While her survey does not ask directly about students' desires to reinvent themselves, Dr. Keup conducted one-on-one interviews with a handful of students. These indicated that the strong desire to reinvent themselves may be present among some students.
Among one group of nine students she interviewed, several said they were looking forward to "breaking free of preconceptions" of their high school years. One woman told how, as a quiet, bookish freshman, she mustered the courage to tell a joke that made everyone in a large group laugh.
"For her, that was a big step toward changing who she was," Keup says.
Such deliberate efforts toward major shifts between high school and college can have a life-changing impact, many agree.
After Nataly Kogan and her parents immigrated from Russia to New Jersey in 1989, she entered public school at age 13, a self-described misfit who spoke thickly accented English and wore dowdy, Soviet-style clothing.
After much teasing, she changed her name from Natasha to "Nataly," vowing to become even "more American" than her peers.

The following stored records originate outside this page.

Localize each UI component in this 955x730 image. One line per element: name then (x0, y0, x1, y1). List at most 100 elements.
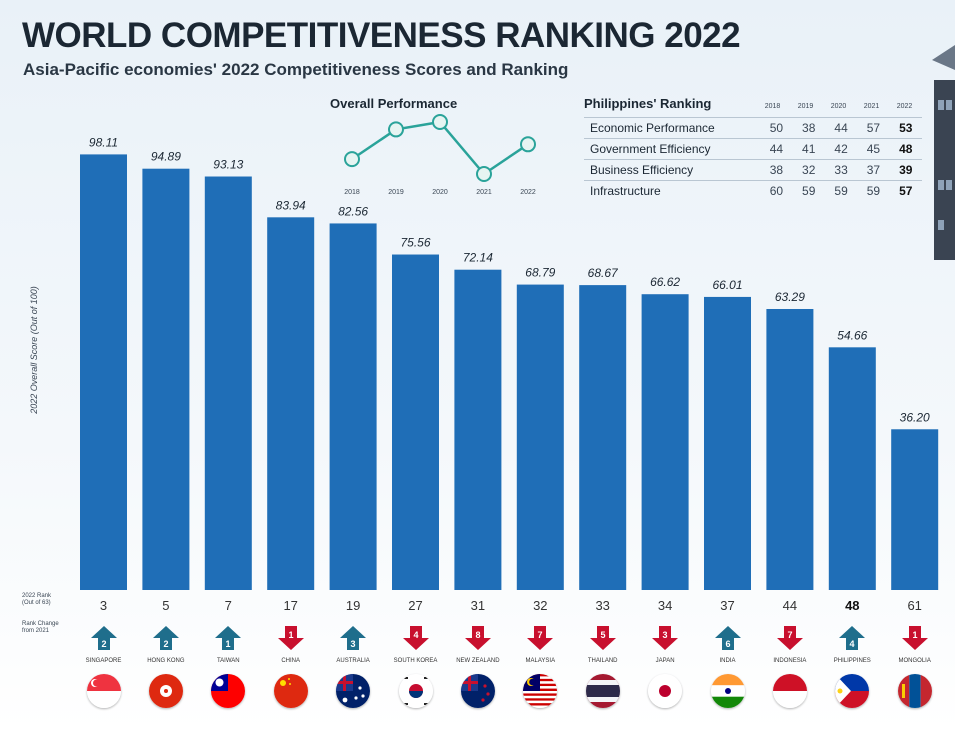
row-label: Government Efficiency (584, 138, 761, 160)
arrow-up-icon: 3 (339, 624, 367, 652)
country-label: THAILAND (587, 658, 618, 664)
performance-point (432, 114, 448, 130)
svg-text:5: 5 (600, 630, 605, 640)
flag-hk-icon (148, 674, 183, 708)
performance-point (476, 166, 492, 182)
bar (704, 296, 751, 590)
ranking-table-years: 2018 2019 2020 2021 2022 (756, 103, 921, 110)
arrow-up-icon: 6 (714, 624, 742, 652)
flag-mn-icon (897, 674, 932, 708)
country-label: PHILIPPINES (833, 658, 871, 664)
flag-cn-icon (273, 674, 308, 708)
rank-value: 31 (470, 598, 486, 613)
flag-ph-icon (835, 674, 870, 708)
flag-th-icon (585, 674, 620, 708)
country-label: TAIWAN (216, 658, 240, 664)
philippines-ranking-table: Economic Performance 50 38 44 57 53 Gove… (584, 117, 922, 201)
cell: 33 (824, 159, 858, 181)
svg-text:4: 4 (850, 639, 855, 649)
cell: 38 (792, 117, 825, 139)
flag-id-icon (772, 674, 807, 708)
svg-text:3: 3 (351, 639, 356, 649)
svg-text:1: 1 (288, 630, 293, 640)
flag-nz-icon (460, 674, 495, 708)
svg-text:3: 3 (663, 630, 668, 640)
bar-value-label: 94.89 (151, 150, 181, 164)
bar (641, 294, 689, 590)
cell: 53 (889, 117, 922, 139)
svg-text:1: 1 (226, 639, 231, 649)
building-decoration (932, 45, 955, 260)
cell: 41 (792, 138, 825, 160)
year-header: 2020 (830, 103, 847, 110)
bar-value-label: 68.79 (525, 266, 555, 280)
bar (454, 269, 502, 590)
country-label: AUSTRALIA (336, 658, 370, 664)
bar (267, 217, 315, 590)
bar-value-label: 63.29 (775, 290, 805, 304)
svg-text:2: 2 (101, 639, 106, 649)
x-tick-label: 2019 (388, 189, 404, 196)
bar-value-label: 82.56 (338, 204, 368, 218)
flag-in-icon (710, 674, 745, 708)
change-row-label: Rank Change (22, 621, 59, 627)
rank-value: 44 (782, 598, 798, 613)
year-header: 2022 (896, 103, 913, 110)
cell: 39 (889, 159, 922, 181)
row-label: Business Efficiency (584, 159, 761, 181)
svg-text:7: 7 (538, 630, 543, 640)
arrow-down-icon: 5 (589, 624, 617, 652)
bar (329, 223, 377, 590)
cell: 38 (760, 159, 793, 181)
cell: 37 (857, 159, 890, 181)
bar-value-label: 36.20 (900, 410, 930, 424)
year-header: 2019 (797, 103, 814, 110)
arrow-up-icon: 2 (90, 624, 118, 652)
arrow-down-icon: 3 (651, 624, 679, 652)
inset-chart-title: Overall Performance (330, 96, 458, 111)
main-title: WORLD COMPETITIVENESS RANKING 2022 (22, 16, 741, 55)
table-row: Business Efficiency 38 32 33 37 39 (584, 159, 922, 181)
svg-text:7: 7 (787, 630, 792, 640)
country-label: JAPAN (655, 658, 675, 664)
country-label: HONG KONG (147, 658, 185, 664)
table-row: Infrastructure 60 59 59 59 57 (584, 180, 922, 201)
bar-chart: 98.11 94.89 93.13 83.94 82.56 75.56 72.14 68.79… (80, 135, 939, 590)
bar-value-label: 66.01 (712, 278, 742, 292)
change-row-sublabel: from 2021 (22, 628, 50, 634)
arrow-up-icon: 4 (838, 624, 866, 652)
arrow-down-icon: 7 (526, 624, 554, 652)
rank-row-sublabel: (Out of 63) (22, 600, 51, 606)
cell: 50 (760, 117, 793, 139)
flag-au-icon (336, 674, 371, 708)
arrow-down-icon: 8 (464, 624, 492, 652)
bar-value-label: 66.62 (650, 275, 680, 289)
svg-text:2: 2 (163, 639, 168, 649)
country-label: SINGAPORE (85, 658, 122, 664)
bar-value-label: 54.66 (837, 328, 867, 342)
bar-value-label: 75.56 (400, 236, 430, 250)
rank-value: 32 (533, 598, 548, 613)
bar (516, 284, 564, 590)
bar (142, 168, 190, 590)
x-tick-label: 2021 (476, 189, 492, 196)
country-label: CHINA (281, 658, 301, 664)
arrow-down-icon: 7 (776, 624, 804, 652)
svg-text:6: 6 (725, 639, 730, 649)
cell: 42 (824, 138, 858, 160)
bar (80, 154, 127, 590)
rank-value: 17 (283, 598, 298, 613)
row-label: Economic Performance (584, 117, 761, 139)
cell: 45 (857, 138, 890, 160)
bar (392, 254, 439, 590)
country-label: INDIA (719, 658, 736, 664)
rank-value: 37 (720, 598, 735, 613)
cell: 57 (889, 180, 922, 201)
rank-value: 19 (345, 598, 361, 613)
philippines-ranking-title: Philippines' Ranking (584, 96, 712, 111)
flag-jp-icon (648, 674, 683, 708)
rank-value: 61 (907, 598, 922, 613)
cell: 44 (824, 117, 858, 139)
bar-value-label: 98.11 (89, 135, 118, 149)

Dumping all things Russian, she perfected her accent by watching television sitcoms, transforming herself into a model American teen - not to mention an honors student.
But as a university freshman in 1993, when the high school peer pressure was suddenly gone, it dawned on Kogan she could reinvent herself again, this time by returning to her Russian roots.
"When I got to college, I remember just seeing all these different people and realized it was fun to be different," Ms. Kogan says. "I started telling everyone my name was Natasha and that I was from Russia. I had a fresh slate. I had this freedom to establish my new image."
One result was that, in addition to majoring in political science and economics, Kogan also tutored students and professors in speaking Russian and wrote her thesis on the economic development of the Russian mafia.
It was for her a return to something she loved about herself.
Today, Kogan is president of NATAVI Guides, a publishing company that produces guidebooks written by recent graduates to help students succeed in college.
"I had just closed that part of myself off," Kogan says of her Russian heritage. "Sometimes, looking back, I get scared when I realize that, if I hadn't had this turnaround, I would have missed out on all of this - and not found myself. I'm really so glad I did."
When Casey Gillece arrived at Duke University in Durham, N.C., as a freshman last fall, she encountered several identity shifters and "name changers."
"Almost everyone does at least a small makeover on themselves because it is such a remarkable opportunity to leave behind their past," she says.
One friend made the switch from Chris to Christian, she wrote in an essay reprinted in the Journal of College and Character.
Another friend, Katie, announced to her new college friends she was now just to be called Kit. Ms. Gillece notes that the first weeks of college are a "free-for-all for friends," which can result in some well-meaning exaggeration.
"It's a time when you can say anything you want about yourself and nobody knows if you're telling the truth or not," she says. "That's where the ethical part comes into it. I think you have to be true to yourself."